4.2.11 New technologies and digitalisation in the arts and culture

The use of digital media is relatively high among Norwegians and high-speed internet connections are available all around the country. In 2015, 96% of all Norwegians had access to the Internet at home and 70% of all Norwegians had access to a tablet (2014).

Since 2010, there has been a large increase in streaming of music. In addition to Spotify, a Norwegian streaming service called Tidal (former Wimp), has been released. According to Statistics Norway, more than 68% of the population listened to music through a streaming service on an average day in 2015, while only 22 % listened to a CD. The numbers of subscribers to video streaming services such as Netflix has increased dramatically.

Policy strategies to promote the implementation of new technologies in the field of art range from the general policies of utilising the potential of information technologies in public administration to specific support schemes for artistic work.

In several fields of cultural policy, support schemes are now being evaluated and restructured aiming to adopt new technologies.

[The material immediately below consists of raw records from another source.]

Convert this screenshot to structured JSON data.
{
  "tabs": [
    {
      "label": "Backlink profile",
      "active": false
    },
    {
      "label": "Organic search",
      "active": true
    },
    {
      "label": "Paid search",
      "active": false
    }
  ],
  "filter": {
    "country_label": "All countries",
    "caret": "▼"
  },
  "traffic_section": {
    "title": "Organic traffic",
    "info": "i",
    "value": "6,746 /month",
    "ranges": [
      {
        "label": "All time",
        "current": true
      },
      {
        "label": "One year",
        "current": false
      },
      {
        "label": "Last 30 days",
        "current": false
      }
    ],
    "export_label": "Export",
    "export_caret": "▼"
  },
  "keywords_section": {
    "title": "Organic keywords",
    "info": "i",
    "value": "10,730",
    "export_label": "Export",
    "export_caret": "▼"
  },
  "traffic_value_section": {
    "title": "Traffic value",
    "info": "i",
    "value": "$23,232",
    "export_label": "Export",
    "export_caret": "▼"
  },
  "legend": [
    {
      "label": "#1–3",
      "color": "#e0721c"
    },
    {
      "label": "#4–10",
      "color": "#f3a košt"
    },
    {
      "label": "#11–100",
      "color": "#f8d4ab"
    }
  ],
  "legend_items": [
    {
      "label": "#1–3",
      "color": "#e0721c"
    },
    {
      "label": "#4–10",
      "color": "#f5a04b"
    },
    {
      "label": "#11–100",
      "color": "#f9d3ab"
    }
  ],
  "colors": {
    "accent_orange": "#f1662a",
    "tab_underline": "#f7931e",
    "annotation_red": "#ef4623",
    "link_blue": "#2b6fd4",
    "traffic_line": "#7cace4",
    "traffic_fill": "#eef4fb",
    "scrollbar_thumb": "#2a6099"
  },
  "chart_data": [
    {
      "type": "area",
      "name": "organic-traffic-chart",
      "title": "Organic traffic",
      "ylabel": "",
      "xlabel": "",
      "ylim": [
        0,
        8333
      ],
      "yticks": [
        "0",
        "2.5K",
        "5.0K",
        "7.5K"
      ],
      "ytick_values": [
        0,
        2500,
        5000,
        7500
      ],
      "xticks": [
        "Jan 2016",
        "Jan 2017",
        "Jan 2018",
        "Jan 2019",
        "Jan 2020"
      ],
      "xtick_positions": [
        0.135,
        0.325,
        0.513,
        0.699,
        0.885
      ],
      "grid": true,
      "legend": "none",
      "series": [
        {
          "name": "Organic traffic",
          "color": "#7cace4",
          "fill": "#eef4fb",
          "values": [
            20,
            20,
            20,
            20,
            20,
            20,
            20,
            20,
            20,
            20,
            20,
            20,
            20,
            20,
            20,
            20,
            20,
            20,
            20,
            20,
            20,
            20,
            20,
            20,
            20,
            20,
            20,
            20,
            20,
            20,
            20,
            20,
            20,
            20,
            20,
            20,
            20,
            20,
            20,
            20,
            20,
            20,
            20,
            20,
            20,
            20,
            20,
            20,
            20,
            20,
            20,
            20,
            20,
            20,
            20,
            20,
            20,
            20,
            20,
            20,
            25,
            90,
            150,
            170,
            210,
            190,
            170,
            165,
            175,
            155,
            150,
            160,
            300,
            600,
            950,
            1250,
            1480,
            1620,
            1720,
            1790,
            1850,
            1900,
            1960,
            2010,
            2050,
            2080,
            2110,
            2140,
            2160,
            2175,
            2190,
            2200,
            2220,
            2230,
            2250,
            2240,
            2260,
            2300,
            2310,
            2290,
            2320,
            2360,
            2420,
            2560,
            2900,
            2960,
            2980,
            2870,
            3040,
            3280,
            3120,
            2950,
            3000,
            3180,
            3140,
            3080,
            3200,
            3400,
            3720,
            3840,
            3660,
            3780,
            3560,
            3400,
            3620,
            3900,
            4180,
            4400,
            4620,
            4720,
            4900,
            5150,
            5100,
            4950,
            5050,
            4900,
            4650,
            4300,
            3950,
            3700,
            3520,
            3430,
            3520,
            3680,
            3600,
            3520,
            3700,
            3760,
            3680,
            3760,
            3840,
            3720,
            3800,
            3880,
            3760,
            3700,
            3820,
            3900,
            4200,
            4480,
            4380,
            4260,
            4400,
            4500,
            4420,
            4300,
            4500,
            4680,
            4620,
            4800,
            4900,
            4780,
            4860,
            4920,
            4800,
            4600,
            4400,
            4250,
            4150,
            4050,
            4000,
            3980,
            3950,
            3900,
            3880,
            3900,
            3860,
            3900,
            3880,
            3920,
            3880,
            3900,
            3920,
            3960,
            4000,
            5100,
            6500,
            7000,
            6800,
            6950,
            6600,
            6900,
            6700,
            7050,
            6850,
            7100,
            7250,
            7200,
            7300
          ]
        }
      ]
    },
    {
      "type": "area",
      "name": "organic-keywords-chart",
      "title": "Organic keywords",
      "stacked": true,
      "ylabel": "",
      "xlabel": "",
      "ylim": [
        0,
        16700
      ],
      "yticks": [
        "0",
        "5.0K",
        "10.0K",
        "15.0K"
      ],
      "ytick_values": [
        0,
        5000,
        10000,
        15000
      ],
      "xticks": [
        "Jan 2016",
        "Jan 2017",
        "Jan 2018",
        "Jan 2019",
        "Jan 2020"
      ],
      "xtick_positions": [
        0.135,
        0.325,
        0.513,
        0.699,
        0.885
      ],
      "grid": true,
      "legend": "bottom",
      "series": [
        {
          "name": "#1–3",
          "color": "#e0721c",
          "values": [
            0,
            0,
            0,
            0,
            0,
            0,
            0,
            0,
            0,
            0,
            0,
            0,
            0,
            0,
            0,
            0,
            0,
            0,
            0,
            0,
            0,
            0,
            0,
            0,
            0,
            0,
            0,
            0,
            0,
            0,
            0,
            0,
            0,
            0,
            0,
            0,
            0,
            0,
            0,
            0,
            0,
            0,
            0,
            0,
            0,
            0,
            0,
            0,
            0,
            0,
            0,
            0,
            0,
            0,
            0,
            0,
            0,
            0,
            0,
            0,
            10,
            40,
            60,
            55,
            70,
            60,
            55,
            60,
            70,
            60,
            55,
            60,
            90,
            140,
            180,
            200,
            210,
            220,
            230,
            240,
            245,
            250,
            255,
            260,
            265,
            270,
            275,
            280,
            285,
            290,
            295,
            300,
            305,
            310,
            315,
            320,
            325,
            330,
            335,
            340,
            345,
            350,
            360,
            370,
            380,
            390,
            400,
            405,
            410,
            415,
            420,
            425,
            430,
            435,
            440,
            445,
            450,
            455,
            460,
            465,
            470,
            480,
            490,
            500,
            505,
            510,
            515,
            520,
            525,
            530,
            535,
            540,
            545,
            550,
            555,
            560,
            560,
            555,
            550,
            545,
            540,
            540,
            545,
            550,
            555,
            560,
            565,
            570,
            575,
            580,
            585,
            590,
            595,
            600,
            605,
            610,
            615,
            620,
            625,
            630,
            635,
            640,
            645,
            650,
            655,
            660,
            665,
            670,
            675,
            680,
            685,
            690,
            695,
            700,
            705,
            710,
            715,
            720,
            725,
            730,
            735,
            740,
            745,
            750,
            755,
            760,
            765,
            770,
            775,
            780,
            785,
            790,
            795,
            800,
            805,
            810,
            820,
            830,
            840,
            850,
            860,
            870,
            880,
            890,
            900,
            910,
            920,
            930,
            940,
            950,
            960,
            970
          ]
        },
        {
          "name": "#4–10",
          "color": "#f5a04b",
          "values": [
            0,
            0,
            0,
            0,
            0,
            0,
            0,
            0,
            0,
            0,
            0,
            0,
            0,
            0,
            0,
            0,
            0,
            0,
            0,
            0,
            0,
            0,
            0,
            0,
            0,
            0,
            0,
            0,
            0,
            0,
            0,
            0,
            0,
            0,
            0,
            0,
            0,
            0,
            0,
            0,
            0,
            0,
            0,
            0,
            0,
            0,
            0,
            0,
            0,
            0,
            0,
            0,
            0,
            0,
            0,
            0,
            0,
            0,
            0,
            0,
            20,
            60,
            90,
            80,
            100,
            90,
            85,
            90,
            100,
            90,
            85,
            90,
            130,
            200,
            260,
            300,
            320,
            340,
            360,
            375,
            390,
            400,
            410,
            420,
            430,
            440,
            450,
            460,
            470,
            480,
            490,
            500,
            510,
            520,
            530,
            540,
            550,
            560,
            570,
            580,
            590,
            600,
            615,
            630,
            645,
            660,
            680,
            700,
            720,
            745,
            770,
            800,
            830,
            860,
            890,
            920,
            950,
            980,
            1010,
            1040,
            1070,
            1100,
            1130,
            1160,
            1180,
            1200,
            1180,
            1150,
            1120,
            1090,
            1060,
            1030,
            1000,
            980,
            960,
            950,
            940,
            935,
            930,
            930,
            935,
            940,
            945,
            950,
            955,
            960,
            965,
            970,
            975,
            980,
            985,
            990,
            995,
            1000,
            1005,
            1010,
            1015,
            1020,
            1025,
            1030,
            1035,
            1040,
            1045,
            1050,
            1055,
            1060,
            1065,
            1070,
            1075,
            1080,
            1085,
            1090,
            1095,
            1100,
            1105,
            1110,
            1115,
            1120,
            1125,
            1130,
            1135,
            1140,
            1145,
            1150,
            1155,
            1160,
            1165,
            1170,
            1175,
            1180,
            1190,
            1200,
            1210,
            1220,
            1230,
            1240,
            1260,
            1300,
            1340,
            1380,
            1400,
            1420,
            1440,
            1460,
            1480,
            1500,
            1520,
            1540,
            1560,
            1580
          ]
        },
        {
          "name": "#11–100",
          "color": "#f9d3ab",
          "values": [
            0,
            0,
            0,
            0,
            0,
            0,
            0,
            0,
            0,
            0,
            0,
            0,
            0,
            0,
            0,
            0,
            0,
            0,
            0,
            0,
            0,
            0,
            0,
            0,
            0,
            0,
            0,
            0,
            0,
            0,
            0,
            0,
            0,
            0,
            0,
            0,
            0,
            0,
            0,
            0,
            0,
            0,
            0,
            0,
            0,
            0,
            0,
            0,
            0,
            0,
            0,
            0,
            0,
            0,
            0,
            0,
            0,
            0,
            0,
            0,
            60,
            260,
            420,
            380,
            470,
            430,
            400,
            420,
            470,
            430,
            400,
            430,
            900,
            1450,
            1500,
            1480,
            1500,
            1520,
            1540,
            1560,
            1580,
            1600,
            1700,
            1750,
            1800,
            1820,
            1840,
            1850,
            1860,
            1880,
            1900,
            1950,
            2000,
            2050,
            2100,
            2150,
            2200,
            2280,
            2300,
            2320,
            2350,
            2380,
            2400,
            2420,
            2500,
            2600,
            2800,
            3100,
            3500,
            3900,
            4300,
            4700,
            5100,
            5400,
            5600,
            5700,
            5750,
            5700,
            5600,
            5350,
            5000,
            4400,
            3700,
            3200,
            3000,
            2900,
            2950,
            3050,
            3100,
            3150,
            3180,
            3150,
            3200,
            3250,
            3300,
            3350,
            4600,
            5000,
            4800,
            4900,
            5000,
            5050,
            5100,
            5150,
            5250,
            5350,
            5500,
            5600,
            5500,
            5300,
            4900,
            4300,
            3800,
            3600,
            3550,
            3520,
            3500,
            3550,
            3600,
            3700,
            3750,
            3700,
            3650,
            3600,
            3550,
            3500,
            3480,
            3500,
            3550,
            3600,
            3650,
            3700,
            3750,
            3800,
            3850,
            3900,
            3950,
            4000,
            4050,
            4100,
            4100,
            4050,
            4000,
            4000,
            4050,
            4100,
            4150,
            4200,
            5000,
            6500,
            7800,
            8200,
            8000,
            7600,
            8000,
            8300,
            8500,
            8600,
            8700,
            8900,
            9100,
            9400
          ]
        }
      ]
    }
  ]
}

This includes both support for music, film, literature and media. The overall aim of new support schemes is to make them independent of format.

One such development is the inclusion of e-books in the purchasing scheme for literature. There is also an ongoing debate on whether e-books shall benefit from an exemption from VAT. Both in museums and archives there have been several large projects on digitalization. The (Norwegian) Digital Archives[1]and Digital Museum[2] are examples of such projects.